We use Microsoft Defender for Cloud to natively support Azure.

We are resellers. We customize the solution and sell it to clients.

The solution has improved our organization in terms of benchmarking. Our Secure Score has improved a lot, and we're compliant with particular benchmarks.

The single-pane-of-glass view gives us the Secure Score in a single dashboard. It shows us all of the collective resources we have, including what is on-premises and on the cloud. It's a single graphical representation and a unified view that we can customize according to the client. We can adjust the Secure Score dashboard to show whatever the client wants to see. It can show the Secure Score, security alerts, and compliance score. The compliance score shows how compliant the environment is.

Our current security posture is a combination of the benchmark plus Zero Trust. We have a set of policies in Zero Trust that covers all six layers of the cloud, like the identity network, infrastructure, applications, endpoint, and end data. It's structured to cover every aspect of the cloud using the customized policy in Microsoft Defender.

The solution has improved our Microsoft Security Score a lot. 

Microsoft Defender is set to scan the virtual machines, SQL databases, and private endpoints every 30 minutes. For some of them, we just clicked "quick fix" and it created a private endpoint instantly and showed that it was rectified. Those quick fixes were instantaneous.

For our response time, critical findings take approximately two days while medium findings take three to seven days.

The solution has increased our efficiency.

The security policy is the most valuable feature for us. We can go into the environment settings and attach any globally recognized framework like ISO or any benchmark. We can also use our customized benchmark, like Zero Trust, if we want to implement it.
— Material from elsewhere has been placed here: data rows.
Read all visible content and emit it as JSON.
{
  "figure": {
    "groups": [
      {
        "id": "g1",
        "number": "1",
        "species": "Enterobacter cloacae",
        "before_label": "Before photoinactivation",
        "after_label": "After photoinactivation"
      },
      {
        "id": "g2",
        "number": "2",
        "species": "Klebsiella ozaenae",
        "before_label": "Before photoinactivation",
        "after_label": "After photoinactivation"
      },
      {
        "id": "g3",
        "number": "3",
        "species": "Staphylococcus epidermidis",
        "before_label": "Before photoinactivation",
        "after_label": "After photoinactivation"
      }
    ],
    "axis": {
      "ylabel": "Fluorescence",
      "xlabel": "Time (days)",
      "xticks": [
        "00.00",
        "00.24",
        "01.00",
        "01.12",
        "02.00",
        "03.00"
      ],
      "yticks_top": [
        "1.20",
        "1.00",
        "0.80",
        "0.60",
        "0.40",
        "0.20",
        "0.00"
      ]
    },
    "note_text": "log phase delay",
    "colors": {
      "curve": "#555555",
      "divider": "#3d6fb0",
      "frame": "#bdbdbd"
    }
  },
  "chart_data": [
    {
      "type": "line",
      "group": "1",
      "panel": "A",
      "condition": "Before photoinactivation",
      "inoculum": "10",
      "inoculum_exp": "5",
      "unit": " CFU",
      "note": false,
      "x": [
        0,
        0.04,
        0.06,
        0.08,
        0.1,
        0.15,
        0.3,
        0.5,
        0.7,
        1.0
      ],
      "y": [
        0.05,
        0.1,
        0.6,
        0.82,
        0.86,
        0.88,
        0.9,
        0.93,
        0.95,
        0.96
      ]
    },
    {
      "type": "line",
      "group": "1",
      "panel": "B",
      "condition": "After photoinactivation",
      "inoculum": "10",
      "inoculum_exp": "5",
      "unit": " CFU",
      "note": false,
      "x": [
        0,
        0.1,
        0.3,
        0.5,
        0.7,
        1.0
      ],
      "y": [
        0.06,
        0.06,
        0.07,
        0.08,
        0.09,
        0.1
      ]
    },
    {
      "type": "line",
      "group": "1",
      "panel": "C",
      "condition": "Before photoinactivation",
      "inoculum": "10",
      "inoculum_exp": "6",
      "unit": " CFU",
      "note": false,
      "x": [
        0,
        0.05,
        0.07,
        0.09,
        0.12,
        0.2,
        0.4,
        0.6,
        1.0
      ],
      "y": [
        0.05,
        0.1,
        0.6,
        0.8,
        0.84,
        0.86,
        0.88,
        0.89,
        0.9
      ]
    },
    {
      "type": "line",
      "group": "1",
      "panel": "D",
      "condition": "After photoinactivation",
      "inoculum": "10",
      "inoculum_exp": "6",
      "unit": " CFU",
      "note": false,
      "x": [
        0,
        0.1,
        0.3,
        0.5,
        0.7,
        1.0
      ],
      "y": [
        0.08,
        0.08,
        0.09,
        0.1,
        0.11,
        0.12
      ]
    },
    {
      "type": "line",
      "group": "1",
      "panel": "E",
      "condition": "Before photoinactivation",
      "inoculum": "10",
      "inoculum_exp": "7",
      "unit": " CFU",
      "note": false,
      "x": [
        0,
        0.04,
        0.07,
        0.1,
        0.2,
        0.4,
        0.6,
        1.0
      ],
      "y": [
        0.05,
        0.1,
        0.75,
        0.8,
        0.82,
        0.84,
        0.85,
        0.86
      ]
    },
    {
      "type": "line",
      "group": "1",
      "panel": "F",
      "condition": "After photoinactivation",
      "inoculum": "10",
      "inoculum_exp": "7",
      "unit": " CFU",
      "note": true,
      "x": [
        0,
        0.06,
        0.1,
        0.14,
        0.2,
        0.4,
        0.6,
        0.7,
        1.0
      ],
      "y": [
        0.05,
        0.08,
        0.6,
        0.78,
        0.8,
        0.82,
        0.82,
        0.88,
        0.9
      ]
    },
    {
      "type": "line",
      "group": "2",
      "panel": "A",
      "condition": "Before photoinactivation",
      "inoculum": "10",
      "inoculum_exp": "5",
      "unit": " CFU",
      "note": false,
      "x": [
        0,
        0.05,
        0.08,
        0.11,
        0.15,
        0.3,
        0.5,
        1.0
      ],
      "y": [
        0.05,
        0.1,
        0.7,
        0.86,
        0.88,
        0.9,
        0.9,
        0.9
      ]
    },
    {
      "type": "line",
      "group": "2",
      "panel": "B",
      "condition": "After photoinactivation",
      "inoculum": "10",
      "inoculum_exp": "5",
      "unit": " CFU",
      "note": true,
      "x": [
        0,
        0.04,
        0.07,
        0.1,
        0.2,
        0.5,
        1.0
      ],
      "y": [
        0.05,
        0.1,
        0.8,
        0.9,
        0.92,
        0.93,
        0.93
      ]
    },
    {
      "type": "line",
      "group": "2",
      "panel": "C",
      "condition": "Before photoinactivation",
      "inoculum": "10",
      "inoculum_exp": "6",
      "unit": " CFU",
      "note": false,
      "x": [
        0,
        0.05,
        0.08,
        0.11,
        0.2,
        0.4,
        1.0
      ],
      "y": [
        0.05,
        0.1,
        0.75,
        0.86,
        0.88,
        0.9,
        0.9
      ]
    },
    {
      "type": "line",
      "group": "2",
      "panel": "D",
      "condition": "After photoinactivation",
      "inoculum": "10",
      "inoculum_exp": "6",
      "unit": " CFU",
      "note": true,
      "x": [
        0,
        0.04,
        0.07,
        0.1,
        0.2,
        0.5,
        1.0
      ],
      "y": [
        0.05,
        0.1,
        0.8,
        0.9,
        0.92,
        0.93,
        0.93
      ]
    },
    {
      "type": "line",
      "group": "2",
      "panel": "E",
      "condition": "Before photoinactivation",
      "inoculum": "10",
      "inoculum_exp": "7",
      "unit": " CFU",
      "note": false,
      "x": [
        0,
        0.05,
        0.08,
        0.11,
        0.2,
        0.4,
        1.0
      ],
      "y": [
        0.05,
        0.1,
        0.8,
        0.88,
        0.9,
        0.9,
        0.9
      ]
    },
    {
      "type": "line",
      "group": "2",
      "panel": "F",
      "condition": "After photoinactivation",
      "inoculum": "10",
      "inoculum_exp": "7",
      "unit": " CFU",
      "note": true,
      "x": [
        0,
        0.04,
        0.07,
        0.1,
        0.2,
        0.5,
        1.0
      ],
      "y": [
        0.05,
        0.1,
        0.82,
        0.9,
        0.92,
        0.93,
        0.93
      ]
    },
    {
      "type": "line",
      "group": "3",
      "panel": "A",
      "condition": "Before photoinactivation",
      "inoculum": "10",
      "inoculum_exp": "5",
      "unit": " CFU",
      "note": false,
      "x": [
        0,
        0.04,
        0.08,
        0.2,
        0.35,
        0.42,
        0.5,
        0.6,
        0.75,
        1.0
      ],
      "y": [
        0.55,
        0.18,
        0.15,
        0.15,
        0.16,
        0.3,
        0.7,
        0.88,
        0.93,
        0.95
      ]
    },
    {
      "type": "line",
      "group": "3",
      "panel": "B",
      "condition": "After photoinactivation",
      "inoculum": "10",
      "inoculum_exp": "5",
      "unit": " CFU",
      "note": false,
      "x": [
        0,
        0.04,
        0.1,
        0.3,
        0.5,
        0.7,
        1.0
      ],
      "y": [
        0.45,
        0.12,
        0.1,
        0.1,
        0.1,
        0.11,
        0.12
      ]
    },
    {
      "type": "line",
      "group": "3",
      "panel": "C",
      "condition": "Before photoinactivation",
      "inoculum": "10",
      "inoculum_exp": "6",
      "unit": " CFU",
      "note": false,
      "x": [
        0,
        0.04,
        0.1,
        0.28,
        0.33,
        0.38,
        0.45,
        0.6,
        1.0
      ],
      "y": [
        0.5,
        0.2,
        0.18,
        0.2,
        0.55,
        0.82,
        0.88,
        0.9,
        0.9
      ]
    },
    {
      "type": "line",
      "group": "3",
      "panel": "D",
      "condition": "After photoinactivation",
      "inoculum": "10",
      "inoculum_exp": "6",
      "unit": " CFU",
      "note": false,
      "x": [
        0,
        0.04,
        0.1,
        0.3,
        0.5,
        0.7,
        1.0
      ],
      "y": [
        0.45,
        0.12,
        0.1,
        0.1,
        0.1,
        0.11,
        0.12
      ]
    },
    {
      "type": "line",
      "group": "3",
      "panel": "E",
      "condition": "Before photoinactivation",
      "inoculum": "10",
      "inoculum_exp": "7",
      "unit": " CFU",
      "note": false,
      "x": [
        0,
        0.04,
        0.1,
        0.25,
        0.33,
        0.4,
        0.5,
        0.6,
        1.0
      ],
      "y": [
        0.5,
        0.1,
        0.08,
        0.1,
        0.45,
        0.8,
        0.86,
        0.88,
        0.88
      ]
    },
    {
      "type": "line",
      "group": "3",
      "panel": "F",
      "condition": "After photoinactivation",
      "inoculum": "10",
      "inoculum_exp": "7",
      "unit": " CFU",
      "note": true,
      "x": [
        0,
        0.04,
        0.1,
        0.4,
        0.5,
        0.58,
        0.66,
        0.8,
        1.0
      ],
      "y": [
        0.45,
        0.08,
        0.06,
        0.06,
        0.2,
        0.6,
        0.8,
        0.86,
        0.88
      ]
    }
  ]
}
We can deploy different net agents on the on-premises assets, and Defender will scan those on-premises resources and give us recommendations to fix them.

The solution gives us recommendations to enable a DDoS protection plan on our virtual network. Right now, the DDoS, enforcing MFA, and conditional access policies make our organization more secure.

It's a good tool for keeping multi-cloud infrastructure and cloud resources secure. It's a market leader right now.

Right now, the solution covers a limited set of resources. If taken into scope, it will improve more.

After getting a recommendation, it takes time for the solution to refresh properly to show that the problem has been eliminated. 

Sometimes we'll receive a recommendation, but the problem still won't be fixed. This could be due to end-of-life machines. If the solution isn't properly refreshed, we need to wait for two or three days to remove those recommendations. Sometimes we have to reach out to Microsoft to check why the problem hasn't been fixed after following the recommendations.

For example, after a recommendation about AML files, it didn't show that the fix had been applied even though it was. It took more than four days to show that the fix had been applied. 

There are some policies that we're not able to use due to some business justifications. For instance, the storage account should be private, but it's public because a third party is interacting with that storage account and we can't limit the public access because there is no whitelisting available in terms of IPs.

I have used this solution for three years.

It's scalable, but it's an additional cost to increase the scalability.

I would rate the technical support a seven out of ten. They respond quickly and give us detailed information.

Neutral

We have also used CSPMs and other tools, but there were some limitations there. Defender gives us more customization in terms of frameworks, which is why we chose it.

The initial setup was straightforward. It took one day. We used two full-time team members for deployment. 

We deployed the solution in-house and designed the architecture.

This solution saved us money.

There are two different plans. We're using the secure basic plan, but we have used the end security plan as well. There are additional costs, but it gives us more functionalities compared to the basic plan. It provides threat detection and integration capabilities. We have not enabled that due to the cost, but it's a possibility.

I would rate this solution an eight out of ten. Using this solution gave us confidence.